After a week of competition between these two schools, many other colleges decide to enter into it as well. A student from the University of Pennsylvania, Gilbert Hollandersky, downed twenty-five goldfish and then quickly rid the taste from his mouth with a steak dinner. Almost every day a new record was reported. Julius Aisner from the University of Michigan was able to swallow twenty-nine but Michael Bonner, the Albright College football captain, ate thirty-three. Albert Hayes, in his graduation year at MIT, defeated many by gobbling forty-two fish.
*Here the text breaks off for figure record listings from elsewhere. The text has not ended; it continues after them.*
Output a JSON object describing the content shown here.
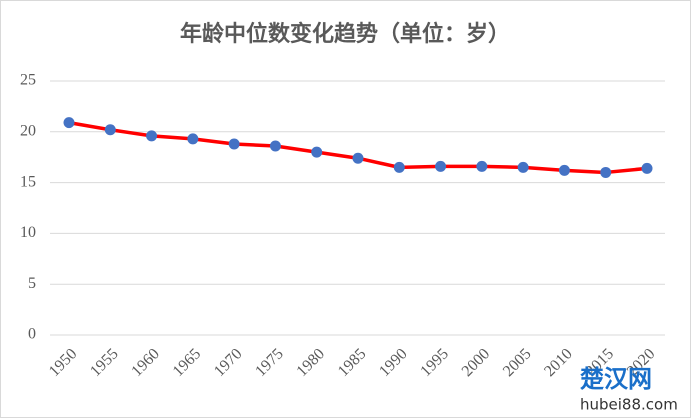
{
  "chart_data": {
    "type": "line",
    "title": "年龄中位数变化趋势（单位：岁）",
    "categories": [
      "1950",
      "1955",
      "1960",
      "1965",
      "1970",
      "1975",
      "1980",
      "1985",
      "1990",
      "1995",
      "2000",
      "2005",
      "2010",
      "2015",
      "2020"
    ],
    "values": [
      20.9,
      20.2,
      19.6,
      19.3,
      18.8,
      18.6,
      18.0,
      17.4,
      16.5,
      16.6,
      16.6,
      16.5,
      16.2,
      16.0,
      16.4
    ],
    "color": "#ff0000",
    "marker_color": "#4472c4",
    "ylim": [
      0,
      25
    ],
    "yticks": [
      0,
      5,
      10,
      15,
      20,
      25
    ],
    "grid": true,
    "watermark": [
      "楚汉网",
      "hubei88.com"
    ]
  }
}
Soon, the setting became just as important as the number of fish eaten. Outside Boston's Opera House, Jack Smookler of Northeastern University swallowed thirty-eight in front of a small crowd. A veterinary student at Middlesex University, Gordon Southworth, stomached sixty-seven while standing next to a Soldier's Monument in Waltham Common. In fourteen minutes he was able to pull them one by one from an overflowing pail. A record that seemed it was going to last was made by Clark University's Joseph Deliberato. He digested eighty-nine goldfish at one sitting in early April.
Marie Hansen of the University of Missouri was the first female student to swallow a live goldfish. But a co-ed student of Boston University, Betty Hines, became known that spring because of the goldfish sugar cookies she had created.
Finally, a Massachusetts state legislature introduced a bill that would "preserve the fish from cruel and wanton consumption." The president of the Boston's Animal League made sure that goldfish swallowers would be arrested if campus officials did not stop this behavior. A pathologist at the U.S. Public Health Service said that goldfish may contain tapeworms or harbor a disease that causes the swallower to become anemic.
In the spring of 1939 the rate of goldfish swallowing let up because of boredom more than because of these types of warnings. But once in a while campus revivals produced new champions. Before the 1970's, the record of goldfish gluttony had gone beyond three hundred. Thankfully though, this was one fad that has finally passed.